Correspondance de Voltaire/1767/Lettre 6813

6813. — DE CATHERINE II[1],
impératrice de russie.
À Moscou, ce 15 et 26 mars 1767.

Monsieur, j’ai reçu hier votre lettre du 24 février, où vous me conseillez de faire un miracle pour rendre le climat de ce pays moins rude. Cette ville-ci était autrefois très-accoutumée à en voir, ou plutôt les bonnes gens prenaient souvent les choses les plus ordinaires pour des miracles. J’ai lu dans la préface du concile du tzar Ivan Basiliewitz, que lorsque le tzar eut fait sa confession publique, il arriva un miracle ; que le soleil parut en plein midi, et que sa lueur donna sur lui, et sur tous les pères rassemblés. Notez que ce prince, après avoir fait une confession générale à haute voix, finit par reprocher, dans des termes très-vifs, au clergé, tous ses désordres, et conjura le concile de le corriger, lui et son clergé aussi.

À présent les choses sont changées. Pierre le Grand a mis tant de formalités pour constater un miracle, et le synode les remplit si strictement, que je crains d’exposer celui que vous me conseillez. Cependant je ferai tout ce qui sera en mon pouvoir pour procurer à la ville de Pétersbourg un meilleur air. Il y a trois ans qu’on est après à saigner les marais qui l’entourent, par des canaux, et à abattre les forêts de sapins qui la couvrent du midi ; et déjà à présent il y a trois grandes terres occupées par des colons, là où un homme à pied ne pouvait passer sans avoir de l’eau jusqu’à la ceinture ; et ils ont semé, l’automne passée, leurs premiers grains.

Comme vous paraissez, monsieur, prendre intérêt à ce que je fais, je joins à cette lettre la traduction française du Manifeste[2] publié le 14 décembre de l’année passée, dont la traduction a été si fort estropiée dans les gazettes de Hollande qu’on ne savait pas trop ce qu’il devait signifier.

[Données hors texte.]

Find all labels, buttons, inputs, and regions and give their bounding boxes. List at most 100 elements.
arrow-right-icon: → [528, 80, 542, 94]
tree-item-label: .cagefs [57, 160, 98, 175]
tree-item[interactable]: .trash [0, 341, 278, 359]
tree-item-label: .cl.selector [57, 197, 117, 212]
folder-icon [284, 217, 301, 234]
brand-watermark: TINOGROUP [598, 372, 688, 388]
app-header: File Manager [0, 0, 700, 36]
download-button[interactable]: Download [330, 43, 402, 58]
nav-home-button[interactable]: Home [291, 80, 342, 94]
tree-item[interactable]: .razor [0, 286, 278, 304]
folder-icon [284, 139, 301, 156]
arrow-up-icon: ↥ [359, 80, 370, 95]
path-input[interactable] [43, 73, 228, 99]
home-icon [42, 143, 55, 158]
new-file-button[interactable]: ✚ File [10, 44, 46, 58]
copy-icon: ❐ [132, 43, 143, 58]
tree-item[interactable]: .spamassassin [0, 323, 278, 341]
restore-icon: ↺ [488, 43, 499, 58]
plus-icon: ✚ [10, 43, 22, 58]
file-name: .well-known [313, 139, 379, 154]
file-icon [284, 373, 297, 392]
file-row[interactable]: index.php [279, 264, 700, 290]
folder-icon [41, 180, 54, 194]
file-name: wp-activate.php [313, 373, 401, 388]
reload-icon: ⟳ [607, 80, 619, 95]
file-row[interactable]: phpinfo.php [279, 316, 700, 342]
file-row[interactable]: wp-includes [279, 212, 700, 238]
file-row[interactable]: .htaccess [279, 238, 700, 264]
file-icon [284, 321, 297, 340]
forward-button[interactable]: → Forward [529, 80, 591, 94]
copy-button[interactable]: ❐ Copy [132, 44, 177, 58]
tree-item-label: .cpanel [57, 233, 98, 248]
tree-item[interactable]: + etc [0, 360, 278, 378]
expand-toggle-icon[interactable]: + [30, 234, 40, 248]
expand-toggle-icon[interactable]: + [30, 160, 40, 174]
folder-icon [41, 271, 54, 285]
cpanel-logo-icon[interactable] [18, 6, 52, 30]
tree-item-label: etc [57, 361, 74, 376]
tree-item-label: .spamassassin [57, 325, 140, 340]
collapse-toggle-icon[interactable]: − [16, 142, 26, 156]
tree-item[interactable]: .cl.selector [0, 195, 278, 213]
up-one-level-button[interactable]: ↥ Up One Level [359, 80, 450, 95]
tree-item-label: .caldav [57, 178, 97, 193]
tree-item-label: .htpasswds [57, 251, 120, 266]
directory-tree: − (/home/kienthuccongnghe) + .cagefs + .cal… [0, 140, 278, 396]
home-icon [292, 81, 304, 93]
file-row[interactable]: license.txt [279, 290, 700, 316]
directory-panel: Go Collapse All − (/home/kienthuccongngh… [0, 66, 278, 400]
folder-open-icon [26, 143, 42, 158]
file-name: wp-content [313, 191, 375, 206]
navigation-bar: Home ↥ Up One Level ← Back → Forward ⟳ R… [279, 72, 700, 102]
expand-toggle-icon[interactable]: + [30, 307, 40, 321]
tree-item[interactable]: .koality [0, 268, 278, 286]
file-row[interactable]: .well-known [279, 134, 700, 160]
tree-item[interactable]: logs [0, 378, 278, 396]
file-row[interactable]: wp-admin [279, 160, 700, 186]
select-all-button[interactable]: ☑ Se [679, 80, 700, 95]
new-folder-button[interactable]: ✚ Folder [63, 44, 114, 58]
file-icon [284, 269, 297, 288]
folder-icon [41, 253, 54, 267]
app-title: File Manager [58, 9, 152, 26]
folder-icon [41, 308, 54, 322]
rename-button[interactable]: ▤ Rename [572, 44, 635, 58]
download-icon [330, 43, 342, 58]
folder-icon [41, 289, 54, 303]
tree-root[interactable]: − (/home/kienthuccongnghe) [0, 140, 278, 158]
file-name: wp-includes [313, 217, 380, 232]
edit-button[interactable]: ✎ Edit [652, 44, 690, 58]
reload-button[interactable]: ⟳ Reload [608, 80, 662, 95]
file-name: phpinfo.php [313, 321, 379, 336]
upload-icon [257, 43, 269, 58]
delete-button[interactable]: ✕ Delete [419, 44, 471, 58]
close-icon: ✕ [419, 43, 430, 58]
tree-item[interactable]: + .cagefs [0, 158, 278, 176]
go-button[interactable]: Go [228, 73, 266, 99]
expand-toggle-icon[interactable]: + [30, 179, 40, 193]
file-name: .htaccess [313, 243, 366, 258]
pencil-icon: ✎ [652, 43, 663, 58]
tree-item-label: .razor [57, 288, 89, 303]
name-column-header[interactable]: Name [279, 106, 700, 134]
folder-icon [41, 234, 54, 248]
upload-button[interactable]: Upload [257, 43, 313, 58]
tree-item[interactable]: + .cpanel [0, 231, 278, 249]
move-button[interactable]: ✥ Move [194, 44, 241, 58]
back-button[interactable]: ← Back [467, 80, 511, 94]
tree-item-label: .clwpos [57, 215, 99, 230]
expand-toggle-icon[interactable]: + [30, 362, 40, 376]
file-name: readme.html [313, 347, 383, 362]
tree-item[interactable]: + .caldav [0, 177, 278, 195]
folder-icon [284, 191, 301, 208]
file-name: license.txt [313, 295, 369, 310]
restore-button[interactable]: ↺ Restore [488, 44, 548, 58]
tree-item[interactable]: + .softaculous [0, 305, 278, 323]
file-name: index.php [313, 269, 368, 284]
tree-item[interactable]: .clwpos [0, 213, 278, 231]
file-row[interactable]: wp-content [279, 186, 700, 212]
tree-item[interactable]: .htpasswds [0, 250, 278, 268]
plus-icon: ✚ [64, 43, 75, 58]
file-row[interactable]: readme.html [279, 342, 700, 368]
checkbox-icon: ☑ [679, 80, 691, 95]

En russe c’est une pièce estimée : la richesse et la concision de notre langue l’ont rendue telle. La traduction en a été d’autant plus pénible. Au mois de juin, cette grande assemblée commencera ses séances, et nous dira qu’est-ce qui lui manque : après quoi l’on travaillera aux lois, que l’humanité, j’espère, ne désapprouvera pas. D’ici à ce temps-là, j’irai faire un tour dans différentes provinces, le long du Volga ; et au moment peut-être que vous y attendrez le moins, vous recevrez une lettre datée de quelque bicoque de l’Asie.

Je serai là, comme partout ailleurs, remplie d’estime et de considération pour le seigneur du château de Ferney.

Le comte Schouvalow m’a montré une lettre par laquelle vous lui demandez des nouvelles de deux écrits envoyés à la Société économique de Pétersbourg. Je sais que parmi une douzaine de mémoires qui lui ont été envoyés pour résoudre sa question, il y en a un en français, qui est adressé par Schaffouse. Si vous pouviez m’indiquer les devises de ceux pour lesquels vous vous intéressez, je ferais demander à la Société si elle les a reçus. Je crois que le jour pour les décacheter n’est pas encore échu.

  1. Collection de Documents, Mémoires et Correspondances, relatifs à l’histoire de l’empire de Russie, tome X, page 175.
  2. Sur les dissensions de Pologne.